For the complete combustion of 1.000 mole of ethane gas at 298K and 1 atm pressure, change in H= -1560 kJ/mol. What will be the heat released when 4.42g of ethane is combusted under these conditions?

2C2H6 + 7O2 ==> 4CO2 + 6H2O

How many mols ethane do you have?
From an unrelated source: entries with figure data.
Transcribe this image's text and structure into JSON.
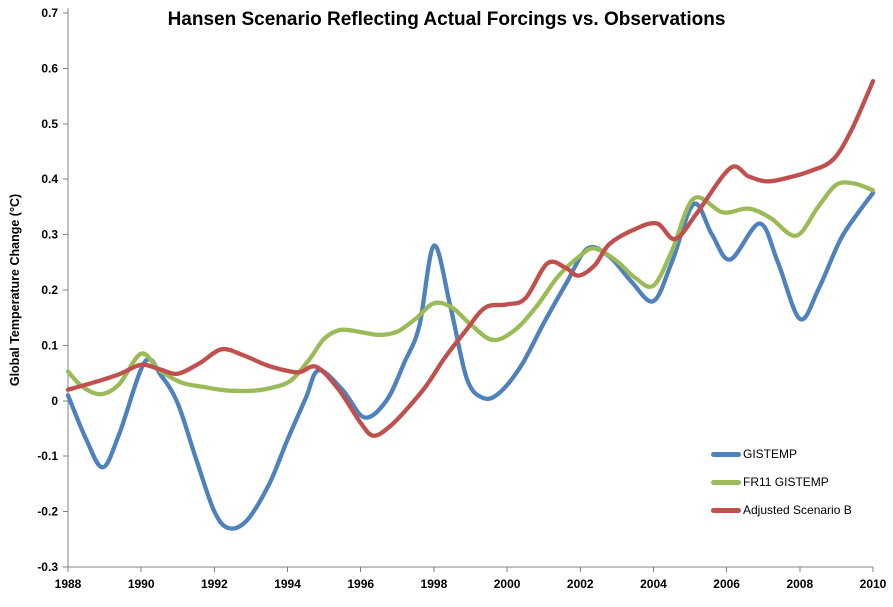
{
  "chart_data": {
    "type": "line",
    "title": "Hansen Scenario Reflecting Actual Forcings vs. Observations",
    "xlabel": "",
    "ylabel": "Global Temperature Change (°C)",
    "xlim": [
      1988,
      2010
    ],
    "ylim": [
      -0.3,
      0.7
    ],
    "grid": false,
    "legend_position": "inside-right",
    "axis_color": "#808080",
    "x_tick_values": [
      1988,
      1990,
      1992,
      1994,
      1996,
      1998,
      2000,
      2002,
      2004,
      2006,
      2008,
      2010
    ],
    "x_tick_labels": [
      "1988",
      "1990",
      "1992",
      "1994",
      "1996",
      "1998",
      "2000",
      "2002",
      "2004",
      "2006",
      "2008",
      "2010"
    ],
    "y_tick_values": [
      0.7,
      0.6,
      0.5,
      0.4,
      0.3,
      0.2,
      0.1,
      0,
      -0.1,
      -0.2,
      -0.3
    ],
    "y_tick_labels": [
      "0.7",
      "0.6",
      "0.5",
      "0.4",
      "0.3",
      "0.2",
      "0.1",
      "0",
      "-0.1",
      "-0.2",
      "-0.3"
    ],
    "series": [
      {
        "name": "GISTEMP",
        "color": "#4F81BD",
        "points": [
          [
            1988.0,
            0.01
          ],
          [
            1988.5,
            -0.07
          ],
          [
            1988.95,
            -0.12
          ],
          [
            1989.4,
            -0.06
          ],
          [
            1990.1,
            0.07
          ],
          [
            1990.55,
            0.045
          ],
          [
            1991.0,
            -0.005
          ],
          [
            1991.5,
            -0.105
          ],
          [
            1992.0,
            -0.2
          ],
          [
            1992.4,
            -0.23
          ],
          [
            1992.9,
            -0.215
          ],
          [
            1993.5,
            -0.15
          ],
          [
            1994.0,
            -0.07
          ],
          [
            1994.5,
            0.005
          ],
          [
            1994.85,
            0.055
          ],
          [
            1995.5,
            0.02
          ],
          [
            1996.1,
            -0.03
          ],
          [
            1996.7,
            0.0
          ],
          [
            1997.2,
            0.07
          ],
          [
            1997.6,
            0.135
          ],
          [
            1998.0,
            0.28
          ],
          [
            1998.45,
            0.17
          ],
          [
            1998.9,
            0.04
          ],
          [
            1999.35,
            0.005
          ],
          [
            1999.8,
            0.015
          ],
          [
            2000.4,
            0.065
          ],
          [
            2001.0,
            0.14
          ],
          [
            2001.6,
            0.21
          ],
          [
            2002.2,
            0.275
          ],
          [
            2002.8,
            0.26
          ],
          [
            2003.4,
            0.215
          ],
          [
            2004.0,
            0.18
          ],
          [
            2004.5,
            0.25
          ],
          [
            2005.1,
            0.355
          ],
          [
            2005.6,
            0.3
          ],
          [
            2006.1,
            0.255
          ],
          [
            2006.9,
            0.32
          ],
          [
            2007.4,
            0.25
          ],
          [
            2008.0,
            0.148
          ],
          [
            2008.5,
            0.2
          ],
          [
            2009.1,
            0.29
          ],
          [
            2009.6,
            0.34
          ],
          [
            2010.0,
            0.375
          ]
        ]
      },
      {
        "name": "FR11 GISTEMP",
        "color": "#9BBB59",
        "points": [
          [
            1988.0,
            0.053
          ],
          [
            1988.4,
            0.025
          ],
          [
            1988.9,
            0.012
          ],
          [
            1989.4,
            0.03
          ],
          [
            1990.0,
            0.085
          ],
          [
            1990.5,
            0.055
          ],
          [
            1991.1,
            0.033
          ],
          [
            1991.7,
            0.025
          ],
          [
            1992.3,
            0.019
          ],
          [
            1993.0,
            0.018
          ],
          [
            1993.6,
            0.024
          ],
          [
            1994.1,
            0.037
          ],
          [
            1994.6,
            0.075
          ],
          [
            1995.0,
            0.112
          ],
          [
            1995.45,
            0.128
          ],
          [
            1996.0,
            0.124
          ],
          [
            1996.5,
            0.119
          ],
          [
            1997.0,
            0.125
          ],
          [
            1997.5,
            0.148
          ],
          [
            1998.0,
            0.176
          ],
          [
            1998.5,
            0.168
          ],
          [
            1999.0,
            0.138
          ],
          [
            1999.6,
            0.11
          ],
          [
            2000.2,
            0.127
          ],
          [
            2000.8,
            0.17
          ],
          [
            2001.4,
            0.225
          ],
          [
            2002.0,
            0.262
          ],
          [
            2002.4,
            0.275
          ],
          [
            2003.0,
            0.252
          ],
          [
            2003.5,
            0.222
          ],
          [
            2004.0,
            0.208
          ],
          [
            2004.5,
            0.27
          ],
          [
            2005.1,
            0.365
          ],
          [
            2005.9,
            0.34
          ],
          [
            2006.6,
            0.347
          ],
          [
            2007.2,
            0.33
          ],
          [
            2007.9,
            0.298
          ],
          [
            2008.5,
            0.35
          ],
          [
            2009.0,
            0.39
          ],
          [
            2009.5,
            0.392
          ],
          [
            2010.0,
            0.38
          ]
        ]
      },
      {
        "name": "Adjusted Scenario B",
        "color": "#C0504D",
        "points": [
          [
            1988.0,
            0.02
          ],
          [
            1988.7,
            0.033
          ],
          [
            1989.4,
            0.048
          ],
          [
            1990.0,
            0.065
          ],
          [
            1990.5,
            0.057
          ],
          [
            1991.0,
            0.049
          ],
          [
            1991.6,
            0.068
          ],
          [
            1992.2,
            0.093
          ],
          [
            1992.8,
            0.082
          ],
          [
            1993.4,
            0.065
          ],
          [
            1994.0,
            0.054
          ],
          [
            1994.35,
            0.052
          ],
          [
            1994.8,
            0.061
          ],
          [
            1995.4,
            0.02
          ],
          [
            1996.0,
            -0.04
          ],
          [
            1996.35,
            -0.063
          ],
          [
            1996.8,
            -0.046
          ],
          [
            1997.3,
            -0.012
          ],
          [
            1997.8,
            0.028
          ],
          [
            1998.3,
            0.078
          ],
          [
            1998.85,
            0.125
          ],
          [
            1999.4,
            0.168
          ],
          [
            2000.0,
            0.174
          ],
          [
            2000.5,
            0.185
          ],
          [
            2001.1,
            0.248
          ],
          [
            2001.6,
            0.24
          ],
          [
            2001.95,
            0.226
          ],
          [
            2002.4,
            0.245
          ],
          [
            2002.8,
            0.283
          ],
          [
            2003.5,
            0.31
          ],
          [
            2004.1,
            0.32
          ],
          [
            2004.6,
            0.292
          ],
          [
            2005.2,
            0.34
          ],
          [
            2006.1,
            0.42
          ],
          [
            2006.6,
            0.405
          ],
          [
            2007.1,
            0.396
          ],
          [
            2007.7,
            0.403
          ],
          [
            2008.3,
            0.415
          ],
          [
            2008.9,
            0.435
          ],
          [
            2009.4,
            0.487
          ],
          [
            2010.0,
            0.577
          ]
        ]
      }
    ]
  }
}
That's 4.42g/molar mass ethane = approx 0.15 but you need a more accurate answer.
Then you know you get 1560 kJ for 1 mol so you will get ? for 0.15 mol?

8945

To find the heat released when 4.42g of ethane is combusted, we first need to convert the mass of ethane to moles.

1 mole of ethane (C2H6) has a molar mass of 30.07 g/mol.

To convert grams to moles, we can use the formula:

moles = mass (g) / molar mass (g/mol)

Let's calculate the moles of ethane:

moles = 4.42 g / 30.07 g/mol

moles = 0.147 mol

Now, we can use the given change in enthalpy (ΔH) and the number of moles of ethane to calculate the heat released during combustion.

The change in enthalpy (ΔH) of -1560 kJ/mol corresponds to the combustion of 1 mole of ethane.

To calculate the heat released when 0.147 mol of ethane is combusted, we can use the following proportion:

-1560 kJ/mol = x kJ / 0.147 mol

Solving for x (the heat released):

x = -1560 kJ/mol * 0.147 mol

x = -229.32 kJ

Therefore, the heat released when 4.42 g of ethane is combusted under these conditions is approximately -229.32 kJ.

To find the heat released when 4.42 g of ethane is combusted, we first need to calculate the number of moles of ethane.

The molar mass of ethane (C2H6) is:
2 * atomic mass of carbon + 6 * atomic mass of hydrogen
= 2 * 12.01 g/mol + 6 * 1.01 g/mol
= 24.02 g/mol + 6.06 g/mol
= 30.08 g/mol

Now, we can calculate the number of moles of ethane:
moles = mass / molar mass
moles = 4.42 g / 30.08 g/mol
moles ≈ 0.1469 mol

Next, we can use the given change in enthalpy (ΔH) for complete combustion of 1.000 mole of ethane to calculate the heat released:
ΔH = -1560 kJ/mol

To find the heat released for 0.1469 mol of ethane, we can use the following proportion:

Heat released (kJ) = (ΔH * moles of ethane) / 1 mole
Heat released (kJ) = (-1560 kJ/mol * 0.1469 mol) / 1 mole

Now, we can substitute the values and calculate the heat released:
Heat released (kJ) ≈ -1560 kJ/mol * 0.1469 mol
Heat released (kJ) ≈ -228.764 kJ

Therefore, the heat released when 4.42 g of ethane is combusted under these conditions is approximately -228.764 kJ.